Since all schemes that have srfi-1 has concatenate, I think flatten is
a good name in contrast to that. Racket uses flatten, and apart from
that I find very little info about other names used.
> >
> > - tsegment -- This operation is variously known as 'segment', 'group',
> > etc. Is one of those names preferred in Scheme as a whole?
Tsegment and tpartition used to be called tpartition-all and tpartition
respectively (names stolen from Closure). Names were changed after a
suggestion by John. Naming them in a clear and easy-to-separate way is
nearly impossible, but this way separates the meaning of tsegment from
partition of srfi-1
> >
> > - tadd-between -- This operation is variously known as 'interpose',
> > 'delimit', etc. Is one of those names preferred in Scheme? If not, the
> > obviousness of "add-between" is nice :)
interpose is the clojure name. As someone with another mother tongue
than english, I had no idea what interpose meant. John suggested
add-between which I liked and has some precedence in racket.
> > - tconcatenate -- Could this be 'append' for symmetry with tappend-map,
> > or is it deliberately called concatenate instead of append for a
> > particular reason? SRFI 1 has both append and concatenate; append is the
> > usual one featured in most Scheme programs so it's more familiar.

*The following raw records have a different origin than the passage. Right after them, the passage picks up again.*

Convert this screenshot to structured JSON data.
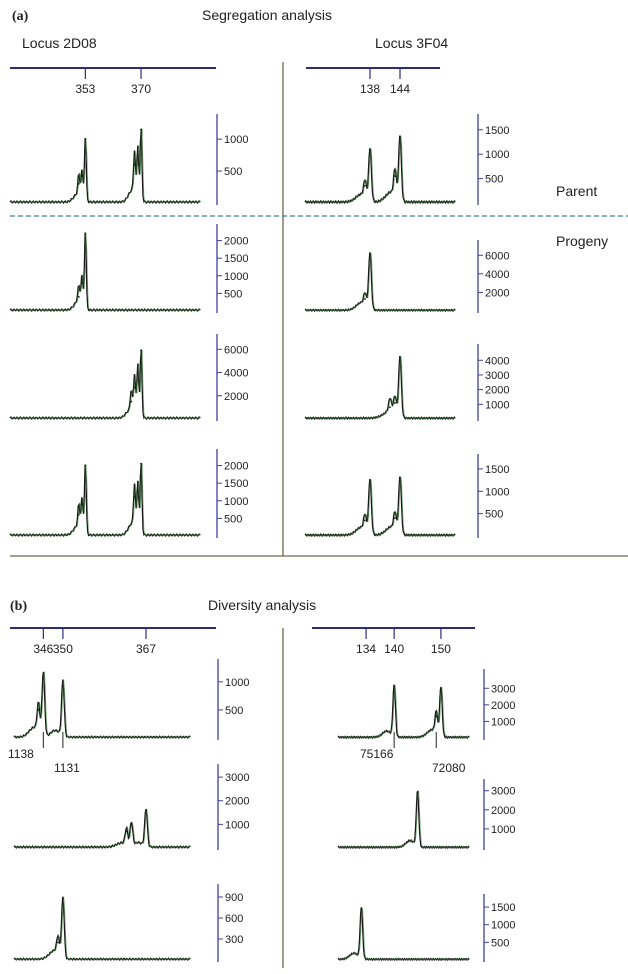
{
  "figure": {
    "panel_a_label": "(a)",
    "panel_a_title": "Segregation analysis",
    "panel_b_label": "(b)",
    "panel_b_title": "Diversity analysis",
    "locus_left": "Locus 2D08",
    "locus_right": "Locus 3F04",
    "parent_label": "Parent",
    "progeny_label": "Progeny"
  },
  "chart_data": [
    {
      "id": "a-2D08-parent",
      "type": "line",
      "panel": "a",
      "ruler_ticks": [
        "353",
        "370"
      ],
      "yticks": [
        "1000",
        "500"
      ],
      "ylim": [
        0,
        1300
      ],
      "peaks": [
        {
          "x": 351,
          "y": 300
        },
        {
          "x": 352,
          "y": 420
        },
        {
          "x": 353,
          "y": 1000
        },
        {
          "x": 368,
          "y": 600
        },
        {
          "x": 369,
          "y": 750
        },
        {
          "x": 370,
          "y": 1150
        }
      ]
    },
    {
      "id": "a-3F04-parent",
      "type": "line",
      "panel": "a",
      "ruler_ticks": [
        "138",
        "144"
      ],
      "yticks": [
        "1500",
        "1000",
        "500"
      ],
      "ylim": [
        0,
        1700
      ],
      "peaks": [
        {
          "x": 137,
          "y": 350
        },
        {
          "x": 138,
          "y": 1100
        },
        {
          "x": 143,
          "y": 550
        },
        {
          "x": 144,
          "y": 1350
        }
      ]
    },
    {
      "id": "a-2D08-progeny-1",
      "type": "line",
      "panel": "a",
      "yticks": [
        "2000",
        "1500",
        "1000",
        "500"
      ],
      "ylim": [
        0,
        2300
      ],
      "peaks": [
        {
          "x": 351,
          "y": 400
        },
        {
          "x": 352,
          "y": 800
        },
        {
          "x": 353,
          "y": 2200
        }
      ]
    },
    {
      "id": "a-3F04-progeny-1",
      "type": "line",
      "panel": "a",
      "yticks": [
        "6000",
        "4000",
        "2000"
      ],
      "ylim": [
        0,
        7000
      ],
      "peaks": [
        {
          "x": 137,
          "y": 1300
        },
        {
          "x": 138,
          "y": 6200
        }
      ]
    },
    {
      "id": "a-2D08-progeny-2",
      "type": "line",
      "panel": "a",
      "yticks": [
        "6000",
        "4000",
        "2000"
      ],
      "ylim": [
        0,
        6800
      ],
      "peaks": [
        {
          "x": 367,
          "y": 1500
        },
        {
          "x": 368,
          "y": 2700
        },
        {
          "x": 369,
          "y": 4000
        },
        {
          "x": 370,
          "y": 5900
        }
      ]
    },
    {
      "id": "a-3F04-progeny-2",
      "type": "line",
      "panel": "a",
      "yticks": [
        "4000",
        "3000",
        "2000",
        "1000"
      ],
      "ylim": [
        0,
        4700
      ],
      "peaks": [
        {
          "x": 142,
          "y": 800
        },
        {
          "x": 143,
          "y": 1100
        },
        {
          "x": 144,
          "y": 4200
        }
      ]
    },
    {
      "id": "a-2D08-progeny-3",
      "type": "line",
      "panel": "a",
      "yticks": [
        "2000",
        "1500",
        "1000",
        "500"
      ],
      "ylim": [
        0,
        2300
      ],
      "peaks": [
        {
          "x": 351,
          "y": 600
        },
        {
          "x": 352,
          "y": 900
        },
        {
          "x": 353,
          "y": 2000
        },
        {
          "x": 368,
          "y": 1100
        },
        {
          "x": 369,
          "y": 1300
        },
        {
          "x": 370,
          "y": 2050
        }
      ]
    },
    {
      "id": "a-3F04-progeny-3",
      "type": "line",
      "panel": "a",
      "yticks": [
        "1500",
        "1000",
        "500"
      ],
      "ylim": [
        0,
        1700
      ],
      "peaks": [
        {
          "x": 137,
          "y": 350
        },
        {
          "x": 138,
          "y": 1250
        },
        {
          "x": 143,
          "y": 400
        },
        {
          "x": 144,
          "y": 1300
        }
      ]
    },
    {
      "id": "b-2D08-1",
      "type": "line",
      "panel": "b",
      "ruler_ticks": [
        "346",
        "350",
        "367"
      ],
      "yticks": [
        "1000",
        "500"
      ],
      "ylim": [
        0,
        1300
      ],
      "annotations": [
        "1138",
        "1131"
      ],
      "peaks": [
        {
          "x": 345,
          "y": 500
        },
        {
          "x": 346,
          "y": 1150
        },
        {
          "x": 350,
          "y": 1000
        }
      ]
    },
    {
      "id": "b-3F04-1",
      "type": "line",
      "panel": "b",
      "ruler_ticks": [
        "134",
        "140",
        "150"
      ],
      "yticks": [
        "3000",
        "2000",
        "1000"
      ],
      "ylim": [
        0,
        3800
      ],
      "annotations": [
        "75166",
        "72080"
      ],
      "peaks": [
        {
          "x": 140,
          "y": 3100
        },
        {
          "x": 149,
          "y": 1300
        },
        {
          "x": 150,
          "y": 3000
        }
      ]
    },
    {
      "id": "b-2D08-2",
      "type": "line",
      "panel": "b",
      "yticks": [
        "3000",
        "2000",
        "1000"
      ],
      "ylim": [
        0,
        3300
      ],
      "peaks": [
        {
          "x": 363,
          "y": 700
        },
        {
          "x": 364,
          "y": 1000
        },
        {
          "x": 367,
          "y": 1600
        }
      ]
    },
    {
      "id": "b-3F04-2",
      "type": "line",
      "panel": "b",
      "yticks": [
        "3000",
        "2000",
        "1000"
      ],
      "ylim": [
        0,
        3300
      ],
      "peaks": [
        {
          "x": 145,
          "y": 2900
        }
      ]
    },
    {
      "id": "b-2D08-3",
      "type": "line",
      "panel": "b",
      "yticks": [
        "900",
        "600",
        "300"
      ],
      "ylim": [
        0,
        1000
      ],
      "peaks": [
        {
          "x": 349,
          "y": 250
        },
        {
          "x": 350,
          "y": 870
        }
      ]
    },
    {
      "id": "b-3F04-3",
      "type": "line",
      "panel": "b",
      "yticks": [
        "1500",
        "1000",
        "500"
      ],
      "ylim": [
        0,
        1700
      ],
      "peaks": [
        {
          "x": 133,
          "y": 1450
        }
      ]
    }
  ]
}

concatenate and append do slightly different things, and I think the
workings of tconcatenate is closer to concatenate than append, at least
when used with xxx-transduce (which is probably the best use-case for
it, since a streaming use is rather useless).
> >
> > - tdelete-neighbour-dupes -- Would the American English spelling
> > "neighbor" be OK? Almost all Scheme code uses AE spelling.

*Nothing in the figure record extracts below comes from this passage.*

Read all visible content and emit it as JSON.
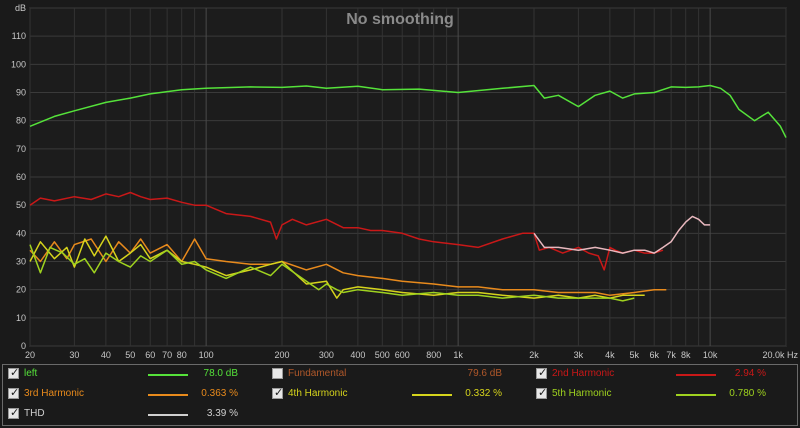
{
  "chart_data": {
    "type": "line",
    "title": "No smoothing",
    "ylabel": "dB",
    "xlabel": "",
    "x_unit": "Hz",
    "x_scale": "log",
    "xlim": [
      20,
      20000
    ],
    "ylim": [
      0,
      120
    ],
    "grid": true,
    "legend_position": "bottom",
    "y_ticks": [
      0,
      10,
      20,
      30,
      40,
      50,
      60,
      70,
      80,
      90,
      100,
      110,
      120
    ],
    "y_tick_labels": [
      "0",
      "10",
      "20",
      "30",
      "40",
      "50",
      "60",
      "70",
      "80",
      "90",
      "100",
      "110",
      "dB"
    ],
    "x_ticks": [
      20,
      30,
      40,
      50,
      60,
      70,
      80,
      100,
      200,
      300,
      400,
      500,
      600,
      800,
      1000,
      2000,
      3000,
      4000,
      5000,
      6000,
      7000,
      8000,
      10000,
      20000
    ],
    "x_tick_labels": [
      "20",
      "30",
      "40",
      "50",
      "60",
      "70",
      "80",
      "100",
      "200",
      "300",
      "400",
      "500",
      "600",
      "800",
      "1k",
      "2k",
      "3k",
      "4k",
      "5k",
      "6k",
      "7k",
      "8k",
      "10k",
      "20.0k Hz"
    ],
    "series": [
      {
        "name": "left",
        "color": "#55e23a",
        "x": [
          20,
          25,
          30,
          40,
          50,
          60,
          80,
          100,
          150,
          200,
          250,
          300,
          400,
          500,
          700,
          1000,
          1500,
          2000,
          2200,
          2500,
          3000,
          3500,
          4000,
          4500,
          5000,
          6000,
          7000,
          8000,
          9000,
          10000,
          11000,
          12000,
          13000,
          15000,
          17000,
          19000,
          20000
        ],
        "y": [
          78,
          81.5,
          83.5,
          86.5,
          88,
          89.5,
          91,
          91.5,
          92,
          91.8,
          92.3,
          91.5,
          92.2,
          91,
          91.2,
          90,
          91.5,
          92.5,
          88,
          89,
          85,
          89,
          90.5,
          88,
          89.5,
          90,
          92,
          91.8,
          92,
          92.5,
          91.5,
          89,
          84,
          80,
          83,
          78,
          74
        ]
      },
      {
        "name": "2nd Harmonic",
        "color": "#c91818",
        "x": [
          20,
          22,
          25,
          30,
          35,
          40,
          45,
          50,
          55,
          60,
          70,
          80,
          90,
          100,
          120,
          150,
          180,
          190,
          200,
          220,
          250,
          300,
          350,
          400,
          450,
          500,
          600,
          700,
          800,
          1000,
          1200,
          1500,
          1800,
          2000,
          2100,
          2300,
          2600,
          3000,
          3300,
          3600,
          3800,
          4000,
          4200,
          4500,
          5000,
          5500,
          6000,
          6500
        ],
        "y": [
          50,
          52.5,
          51.5,
          53,
          52,
          54,
          53,
          54.5,
          53,
          52,
          52.5,
          51,
          50,
          50,
          47,
          46,
          44,
          38,
          43,
          45,
          43,
          45,
          42,
          42,
          41,
          41,
          40,
          38,
          37,
          36,
          35,
          38,
          40,
          40,
          34,
          35,
          33,
          35,
          33,
          32,
          27,
          35,
          34,
          33,
          34,
          33,
          33,
          34
        ]
      },
      {
        "name": "3rd Harmonic",
        "color": "#e88a1c",
        "x": [
          20,
          22,
          25,
          28,
          30,
          35,
          40,
          45,
          50,
          55,
          60,
          70,
          80,
          90,
          100,
          120,
          150,
          180,
          200,
          250,
          300,
          350,
          400,
          500,
          600,
          800,
          1000,
          1200,
          1500,
          2000,
          2500,
          3000,
          3500,
          4000,
          5000,
          6000,
          6700
        ],
        "y": [
          34,
          30,
          37,
          31,
          36,
          38,
          30,
          37,
          33,
          38,
          33,
          36,
          30,
          38,
          31,
          30,
          29,
          29,
          30,
          27,
          29,
          26,
          25,
          24,
          23,
          22,
          21,
          21,
          20,
          20,
          19,
          19,
          19,
          18,
          19,
          20,
          20
        ]
      },
      {
        "name": "4th Harmonic",
        "color": "#d6d41c",
        "x": [
          20,
          22,
          25,
          28,
          30,
          33,
          36,
          40,
          45,
          50,
          55,
          60,
          70,
          80,
          90,
          100,
          120,
          150,
          180,
          200,
          250,
          300,
          330,
          350,
          400,
          500,
          600,
          800,
          1000,
          1200,
          1500,
          2000,
          2500,
          3000,
          3500,
          4000,
          4500,
          5000,
          5500
        ],
        "y": [
          30,
          37,
          31,
          35,
          28,
          38,
          32,
          39,
          30,
          33,
          36,
          31,
          34,
          30,
          29,
          28,
          25,
          27,
          29,
          30,
          22,
          23,
          17,
          20,
          21,
          20,
          19,
          18,
          19,
          19,
          18,
          17,
          18,
          17,
          18,
          17,
          18,
          18,
          18
        ]
      },
      {
        "name": "5th Harmonic",
        "color": "#9fd21f",
        "x": [
          20,
          22,
          24,
          27,
          30,
          33,
          36,
          40,
          45,
          50,
          55,
          60,
          70,
          80,
          90,
          100,
          120,
          150,
          180,
          200,
          250,
          280,
          300,
          330,
          350,
          400,
          500,
          600,
          800,
          1000,
          1200,
          1500,
          2000,
          2500,
          3000,
          3500,
          4000,
          4500,
          5000
        ],
        "y": [
          36,
          26,
          35,
          33,
          29,
          31,
          26,
          33,
          30,
          28,
          32,
          30,
          34,
          29,
          30,
          27,
          24,
          28,
          25,
          29,
          23,
          20,
          22,
          20,
          19,
          20,
          19,
          18,
          19,
          18,
          18,
          17,
          18,
          17,
          17,
          17,
          17,
          16,
          17
        ]
      },
      {
        "name": "THD",
        "color": "#e8b8be",
        "x": [
          2000,
          2200,
          2500,
          3000,
          3500,
          4000,
          4500,
          5000,
          5500,
          6000,
          6500,
          7000,
          7500,
          8000,
          8500,
          9000,
          9500,
          10000
        ],
        "y": [
          40,
          35,
          35,
          34,
          35,
          34,
          33,
          34,
          34,
          33,
          35,
          37,
          41,
          44,
          46,
          45,
          43,
          43
        ]
      }
    ]
  },
  "legend": {
    "items": [
      {
        "label": "left",
        "value": "78.0 dB",
        "checked": true,
        "text_color": "#55e23a",
        "swatch": "#55e23a"
      },
      {
        "label": "Fundamental",
        "value": "79.6 dB",
        "checked": false,
        "text_color": "#b0582a",
        "swatch": ""
      },
      {
        "label": "2nd Harmonic",
        "value": "2.94 %",
        "checked": true,
        "text_color": "#c91818",
        "swatch": "#c91818"
      },
      {
        "label": "3rd Harmonic",
        "value": "0.363 %",
        "checked": true,
        "text_color": "#e88a1c",
        "swatch": "#e88a1c"
      },
      {
        "label": "4th Harmonic",
        "value": "0.332 %",
        "checked": true,
        "text_color": "#d6d41c",
        "swatch": "#d6d41c"
      },
      {
        "label": "5th Harmonic",
        "value": "0.780 %",
        "checked": true,
        "text_color": "#9fd21f",
        "swatch": "#9fd21f"
      },
      {
        "label": "THD",
        "value": "3.39 %",
        "checked": true,
        "text_color": "#d0d0d0",
        "swatch": "#d0d0d0"
      }
    ]
  }
}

Good catch. British english is what I was taught in school, but that
has been diluted through long exposure to american TV. Even though I
prefer the British spelling I agree with this change.
>
>
> >
> > - revery -- The identity value is not stated in the SRFI. According to
> > the implementation, the identity if #t, which is the usual one and
> > matches SRFI 1.
>
Will add! Good catch.
>
> >
> > P.S. Linus, congratulations on your first SRFI :) Very good work!
> >
>
Thank you. John asked me to submit a much more controversial one (based
on a syntax-case implementation of rackets for loops for guile). It
will be interesting to see whether I can get that through first draft
status :D
I will try to answer the other emails tonight, but the fatherly duties
come first! Thank you for your input!